Otro punto que afecta de forma especial a países como Nigeria, Somalia, Sudán del Sur, Sudán y Yemen son las dificultades que tienen las agencias humanitarias en hacer llegar la ayuda ante la inseguridad e inestabilidad que se vive en ellos. A lo que se añaden las manidas políticas que se siguen en la lucha contra el yihadismo en el Sahel, y que tiene que ver con que se ha disuelto la delgada línea que separa el concepto de conflicto armado y terrorismo en ciertos países. A simple vista podría ser inocua, pero no lo es porque afecta a los integrantes de organizaciones de esta ayuda. Se pone en relieve como se han aprobado leyes antiterroristas tan severas que “penalizan la asistencia médica y humanitaria a los combatientes” (p. 13). Las ONGs que intentan acceder a ciertas zonas y negociar con ciertos grupos armados (sean calificados o no como terroristas) para asistir a la indefensa población civil son criminalizadas, ignorándose que el humanitarismo se rige por criterios de imparcialidad y que debe llegar a todas las partes afectadas o expuestas a la violencia.
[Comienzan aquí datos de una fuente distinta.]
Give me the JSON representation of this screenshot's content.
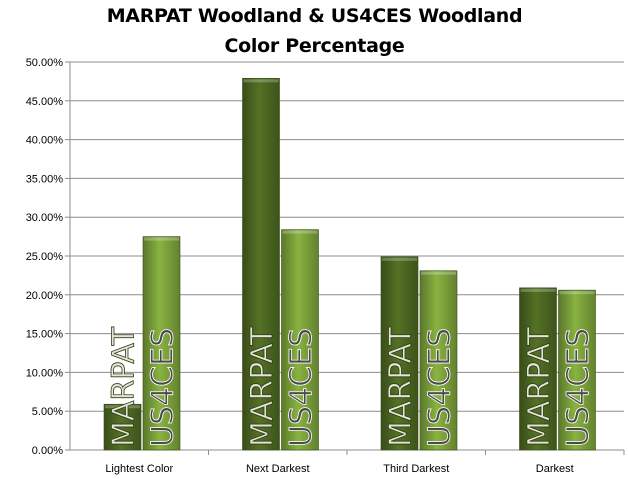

La misma MSF ha visto como varios de sus integrantes eran encarcelados en Camerún acusados, de forma totalmente injusta y arbitraria, de colaborar con los rebeldes.
Se cierra, la parte general del informe poniendo de relieve tres indicadores que deberían servir de reflexión y mayor atención. Uno, se han reducido las partidas destinadas al desarrollo, lo que acentúa la dependencia de ciertos países a la ayuda externa (y como se ha comprobado tan desigual y deficitaria). Dos, se han tenido que incrementar los presupuestos dedicados a la acogida de refugiados en países de destino (lo que sustrae recursos para asistir e implementar políticas activas en sus lugares de origen). Y tercero, y no menos significativo, el incremento extraordinario del presupuesto para atender a las poblaciones afectadas por catástrofes meteorológicas y ocho veces superior a lo que era hace veinte años. No hay duda de que la ayuda humanitaria es más necesaria hoy que nunca.
Paradójicamente, dándose situaciones en el mundo actual ya bastante críticas, el ser humano las agrava todavía más de manera sangrante e inútil, como en los conflictos de Ucrania y Gaza, por lo cual, ante las mayores necesidades de impulsar y sufragar programas básicos para la subsistencia de poblaciones, la posibilidad de incrementar sus niveles de vida y seguridad es cada vez más difícil de llevar a cabo. Así, una cuidadosa y pormenorizada lectura de este valioso informe deberá ofrecer a los gobiernos una panorámica más completa de la realidad mundial existente. Hacerles entender que las urgentes necesidades son cosa de todos como Humanidad o, de lo contrario, nos aguarda un futuro oscuro e inquietamente más incierto.